Potentially facing two decades in jail for his illegal actions, 46-year-old Carl M. Force recently plead guilty to charges that included extortion, money laundering and obstruction of justice. Formally an agent with the Drug Enforcement Administration, Force is one of two agents that were charged with profiting from the Silk Road investigation during 2013. The other agent involved in the extortion plot, former secret service agent Shaun W. Bridges, will be pleading guilty to similar charges during August 2015. Details of that plea deal were announced during June 2015.

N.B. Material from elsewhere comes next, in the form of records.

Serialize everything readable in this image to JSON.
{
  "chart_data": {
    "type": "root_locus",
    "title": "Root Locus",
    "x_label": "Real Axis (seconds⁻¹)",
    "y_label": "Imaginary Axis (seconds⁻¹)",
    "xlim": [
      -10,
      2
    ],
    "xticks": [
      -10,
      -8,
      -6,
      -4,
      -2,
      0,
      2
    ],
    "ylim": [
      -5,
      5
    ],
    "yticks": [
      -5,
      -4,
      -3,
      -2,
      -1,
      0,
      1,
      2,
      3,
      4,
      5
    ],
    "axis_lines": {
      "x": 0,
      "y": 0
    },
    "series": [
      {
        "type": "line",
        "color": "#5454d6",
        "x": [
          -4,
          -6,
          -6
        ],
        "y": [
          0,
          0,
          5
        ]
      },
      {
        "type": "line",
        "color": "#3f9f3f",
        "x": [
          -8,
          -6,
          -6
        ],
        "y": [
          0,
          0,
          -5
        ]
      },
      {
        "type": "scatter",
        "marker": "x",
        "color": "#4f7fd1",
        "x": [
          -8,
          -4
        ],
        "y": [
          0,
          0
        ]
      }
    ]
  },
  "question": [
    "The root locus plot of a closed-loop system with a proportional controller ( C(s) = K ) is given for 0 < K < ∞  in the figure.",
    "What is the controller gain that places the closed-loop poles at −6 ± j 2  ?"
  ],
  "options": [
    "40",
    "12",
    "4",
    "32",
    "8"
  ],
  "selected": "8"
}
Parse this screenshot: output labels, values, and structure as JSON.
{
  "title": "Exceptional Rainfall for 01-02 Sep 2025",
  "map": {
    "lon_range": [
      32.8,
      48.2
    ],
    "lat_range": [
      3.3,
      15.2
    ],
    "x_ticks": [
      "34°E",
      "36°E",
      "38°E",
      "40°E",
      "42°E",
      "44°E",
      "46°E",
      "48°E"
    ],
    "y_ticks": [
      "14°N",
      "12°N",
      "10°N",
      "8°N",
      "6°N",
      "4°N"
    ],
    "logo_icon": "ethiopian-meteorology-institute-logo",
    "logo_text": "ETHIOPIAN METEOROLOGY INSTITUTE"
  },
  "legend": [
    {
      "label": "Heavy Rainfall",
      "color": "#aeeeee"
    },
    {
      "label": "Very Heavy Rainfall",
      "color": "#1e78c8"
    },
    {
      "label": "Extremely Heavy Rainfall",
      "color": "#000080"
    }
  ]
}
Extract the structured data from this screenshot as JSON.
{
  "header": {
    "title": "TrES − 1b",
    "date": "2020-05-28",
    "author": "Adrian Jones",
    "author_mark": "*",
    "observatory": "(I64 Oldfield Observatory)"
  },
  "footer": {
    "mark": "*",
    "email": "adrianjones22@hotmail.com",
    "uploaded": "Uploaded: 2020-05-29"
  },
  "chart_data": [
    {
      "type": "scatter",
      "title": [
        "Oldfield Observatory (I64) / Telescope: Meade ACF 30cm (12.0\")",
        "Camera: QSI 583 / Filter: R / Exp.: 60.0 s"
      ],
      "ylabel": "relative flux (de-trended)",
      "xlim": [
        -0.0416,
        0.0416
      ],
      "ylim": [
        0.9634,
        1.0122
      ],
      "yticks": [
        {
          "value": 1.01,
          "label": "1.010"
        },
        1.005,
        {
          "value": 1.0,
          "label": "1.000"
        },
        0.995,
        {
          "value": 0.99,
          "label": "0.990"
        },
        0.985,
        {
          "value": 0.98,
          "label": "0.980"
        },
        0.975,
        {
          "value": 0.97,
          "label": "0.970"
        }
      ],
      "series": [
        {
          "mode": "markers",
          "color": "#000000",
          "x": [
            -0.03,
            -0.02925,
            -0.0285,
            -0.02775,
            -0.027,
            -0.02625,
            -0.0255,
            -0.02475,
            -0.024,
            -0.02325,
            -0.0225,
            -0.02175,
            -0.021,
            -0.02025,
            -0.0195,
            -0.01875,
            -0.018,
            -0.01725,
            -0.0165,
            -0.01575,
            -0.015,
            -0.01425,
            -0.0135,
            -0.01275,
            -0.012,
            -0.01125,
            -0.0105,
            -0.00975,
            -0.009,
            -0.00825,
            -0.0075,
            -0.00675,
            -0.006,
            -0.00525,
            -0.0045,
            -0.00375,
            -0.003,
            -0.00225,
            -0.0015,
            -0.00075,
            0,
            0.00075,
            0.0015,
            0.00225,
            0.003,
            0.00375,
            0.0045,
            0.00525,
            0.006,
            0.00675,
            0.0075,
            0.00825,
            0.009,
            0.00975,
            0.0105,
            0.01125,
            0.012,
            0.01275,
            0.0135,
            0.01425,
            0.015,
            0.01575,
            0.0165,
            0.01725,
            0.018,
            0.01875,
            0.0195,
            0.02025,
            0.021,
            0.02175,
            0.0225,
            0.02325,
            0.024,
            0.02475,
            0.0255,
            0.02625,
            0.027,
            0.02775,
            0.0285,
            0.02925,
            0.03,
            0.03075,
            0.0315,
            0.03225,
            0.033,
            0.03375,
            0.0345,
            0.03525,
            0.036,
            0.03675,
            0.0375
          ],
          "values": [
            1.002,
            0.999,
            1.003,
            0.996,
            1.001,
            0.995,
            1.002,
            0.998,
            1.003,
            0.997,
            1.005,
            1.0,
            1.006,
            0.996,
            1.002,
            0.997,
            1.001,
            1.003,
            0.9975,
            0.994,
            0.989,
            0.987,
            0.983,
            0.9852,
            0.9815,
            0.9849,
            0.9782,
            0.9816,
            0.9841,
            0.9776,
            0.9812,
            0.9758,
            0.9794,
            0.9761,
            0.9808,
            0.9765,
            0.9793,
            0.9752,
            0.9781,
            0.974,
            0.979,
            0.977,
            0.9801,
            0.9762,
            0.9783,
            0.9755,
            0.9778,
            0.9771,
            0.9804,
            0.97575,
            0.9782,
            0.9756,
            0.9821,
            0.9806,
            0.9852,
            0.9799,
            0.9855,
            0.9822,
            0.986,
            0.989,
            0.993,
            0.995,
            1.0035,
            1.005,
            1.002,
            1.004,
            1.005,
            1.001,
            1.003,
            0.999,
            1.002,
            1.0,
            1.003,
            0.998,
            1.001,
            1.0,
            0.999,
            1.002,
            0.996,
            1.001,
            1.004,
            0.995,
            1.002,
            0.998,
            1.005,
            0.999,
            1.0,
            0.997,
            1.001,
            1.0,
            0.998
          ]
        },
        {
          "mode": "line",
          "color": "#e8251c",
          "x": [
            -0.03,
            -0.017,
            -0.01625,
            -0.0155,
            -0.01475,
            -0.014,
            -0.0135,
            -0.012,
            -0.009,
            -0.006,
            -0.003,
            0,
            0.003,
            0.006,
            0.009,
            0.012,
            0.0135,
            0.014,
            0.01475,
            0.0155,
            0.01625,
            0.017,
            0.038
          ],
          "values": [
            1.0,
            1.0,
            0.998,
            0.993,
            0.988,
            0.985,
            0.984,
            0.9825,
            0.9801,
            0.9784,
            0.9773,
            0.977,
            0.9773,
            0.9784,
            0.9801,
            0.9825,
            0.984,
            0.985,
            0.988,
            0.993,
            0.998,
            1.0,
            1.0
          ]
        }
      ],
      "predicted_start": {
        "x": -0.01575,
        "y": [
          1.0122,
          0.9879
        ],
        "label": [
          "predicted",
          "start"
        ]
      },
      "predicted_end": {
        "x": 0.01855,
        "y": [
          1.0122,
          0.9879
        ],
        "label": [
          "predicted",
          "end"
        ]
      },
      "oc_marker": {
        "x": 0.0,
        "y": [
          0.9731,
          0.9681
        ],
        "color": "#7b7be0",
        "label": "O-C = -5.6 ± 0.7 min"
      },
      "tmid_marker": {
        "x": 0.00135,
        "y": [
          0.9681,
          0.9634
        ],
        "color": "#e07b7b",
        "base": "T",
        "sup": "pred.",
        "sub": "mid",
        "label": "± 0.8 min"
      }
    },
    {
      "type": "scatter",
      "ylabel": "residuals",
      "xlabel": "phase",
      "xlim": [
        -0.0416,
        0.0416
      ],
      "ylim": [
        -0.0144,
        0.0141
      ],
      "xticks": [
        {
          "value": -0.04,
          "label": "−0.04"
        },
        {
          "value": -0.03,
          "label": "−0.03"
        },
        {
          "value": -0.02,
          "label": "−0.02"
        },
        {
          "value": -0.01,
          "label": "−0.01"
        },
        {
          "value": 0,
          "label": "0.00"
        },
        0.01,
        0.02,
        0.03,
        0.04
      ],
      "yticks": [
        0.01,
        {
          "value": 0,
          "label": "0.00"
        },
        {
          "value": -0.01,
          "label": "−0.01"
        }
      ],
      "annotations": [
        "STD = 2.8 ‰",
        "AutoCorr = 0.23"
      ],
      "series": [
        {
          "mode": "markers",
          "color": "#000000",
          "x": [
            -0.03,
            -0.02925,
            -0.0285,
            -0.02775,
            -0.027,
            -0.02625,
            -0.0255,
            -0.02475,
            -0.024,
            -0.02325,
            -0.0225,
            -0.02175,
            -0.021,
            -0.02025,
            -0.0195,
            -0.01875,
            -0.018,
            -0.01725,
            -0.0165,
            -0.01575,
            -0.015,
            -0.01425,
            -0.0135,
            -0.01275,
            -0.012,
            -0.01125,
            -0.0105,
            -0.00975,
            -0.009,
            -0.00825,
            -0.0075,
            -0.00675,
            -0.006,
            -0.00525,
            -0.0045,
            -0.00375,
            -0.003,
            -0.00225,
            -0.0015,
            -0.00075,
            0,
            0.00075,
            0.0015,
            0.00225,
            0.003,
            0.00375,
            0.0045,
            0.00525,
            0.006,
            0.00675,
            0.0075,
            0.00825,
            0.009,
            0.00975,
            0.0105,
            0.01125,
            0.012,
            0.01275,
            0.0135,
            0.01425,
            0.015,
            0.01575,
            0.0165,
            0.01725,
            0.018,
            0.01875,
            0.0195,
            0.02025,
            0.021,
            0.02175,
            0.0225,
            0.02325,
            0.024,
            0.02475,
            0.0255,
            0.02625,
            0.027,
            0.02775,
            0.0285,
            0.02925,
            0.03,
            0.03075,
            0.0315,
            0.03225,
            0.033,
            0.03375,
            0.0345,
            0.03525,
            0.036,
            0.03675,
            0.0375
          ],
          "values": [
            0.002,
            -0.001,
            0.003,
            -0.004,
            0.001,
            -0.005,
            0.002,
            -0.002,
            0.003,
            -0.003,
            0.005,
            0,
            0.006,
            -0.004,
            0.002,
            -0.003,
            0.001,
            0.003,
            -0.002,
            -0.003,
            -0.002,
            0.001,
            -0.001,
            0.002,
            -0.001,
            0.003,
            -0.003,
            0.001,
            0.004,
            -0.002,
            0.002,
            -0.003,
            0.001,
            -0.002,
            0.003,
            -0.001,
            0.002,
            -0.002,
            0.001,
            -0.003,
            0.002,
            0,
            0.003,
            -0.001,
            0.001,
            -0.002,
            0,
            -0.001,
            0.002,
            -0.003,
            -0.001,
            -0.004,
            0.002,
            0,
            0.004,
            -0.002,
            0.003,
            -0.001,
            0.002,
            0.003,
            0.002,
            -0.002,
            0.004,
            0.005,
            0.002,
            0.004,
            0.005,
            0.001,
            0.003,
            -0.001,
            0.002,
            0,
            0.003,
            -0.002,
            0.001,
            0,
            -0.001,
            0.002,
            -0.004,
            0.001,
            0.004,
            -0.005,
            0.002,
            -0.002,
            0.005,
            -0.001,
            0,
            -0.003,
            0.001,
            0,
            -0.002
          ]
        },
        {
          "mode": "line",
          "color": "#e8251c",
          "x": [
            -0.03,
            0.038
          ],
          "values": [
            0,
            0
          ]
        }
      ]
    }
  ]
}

Speaking about Force’s plea deal, Assistant Attorney General Leslie Caldwell said “While investigating the Silk Road, former agent Carl Force crossed the line from enforcing the law to breaking it, Seduced by the perceived anonymity of virtual currency and the Dark Web, Force used invented online personas and encrypted messaging to fraudulently obtain bitcoin worth hundreds of thousands of dollars from the government and investigative targets alike.”
According to details of the case, Force was working undercover when he siphoned off roughly $776,000 in Bitcoin from Ross William Ulbricht, the alleged owner of the Silk Road marketplace. Force used multiple online aliases to extort money from Ulbricht for personal gain. After Ulbricht was arrested during late 2013, details of the extortion became public as Ulbricht’s trial progressed. On May 29, 2015, Ulbricht was sentenced to life in prison for his involvement in running Silk Road’s anonymous black market to facilitate drug deals, among other illegal activities.
In addition to extorting Bitcoin from Ulbricht on multiple occasions, Force also had an unauthorized deal in place with 20th Century Fox to help produce a film about the Silk Road marketplace. That deal would have netted Force just under a quarter of a million dollars, but he didn’t have approval of the DEA to advise on that film.
Force was a Special Agent with the DEA for 15 years prior to his arrest for extortion. His attorney claimed that Force suffered from anxiety and depression and told the judge “He had a stellar, 15-year career with the DEA except for this one blip.”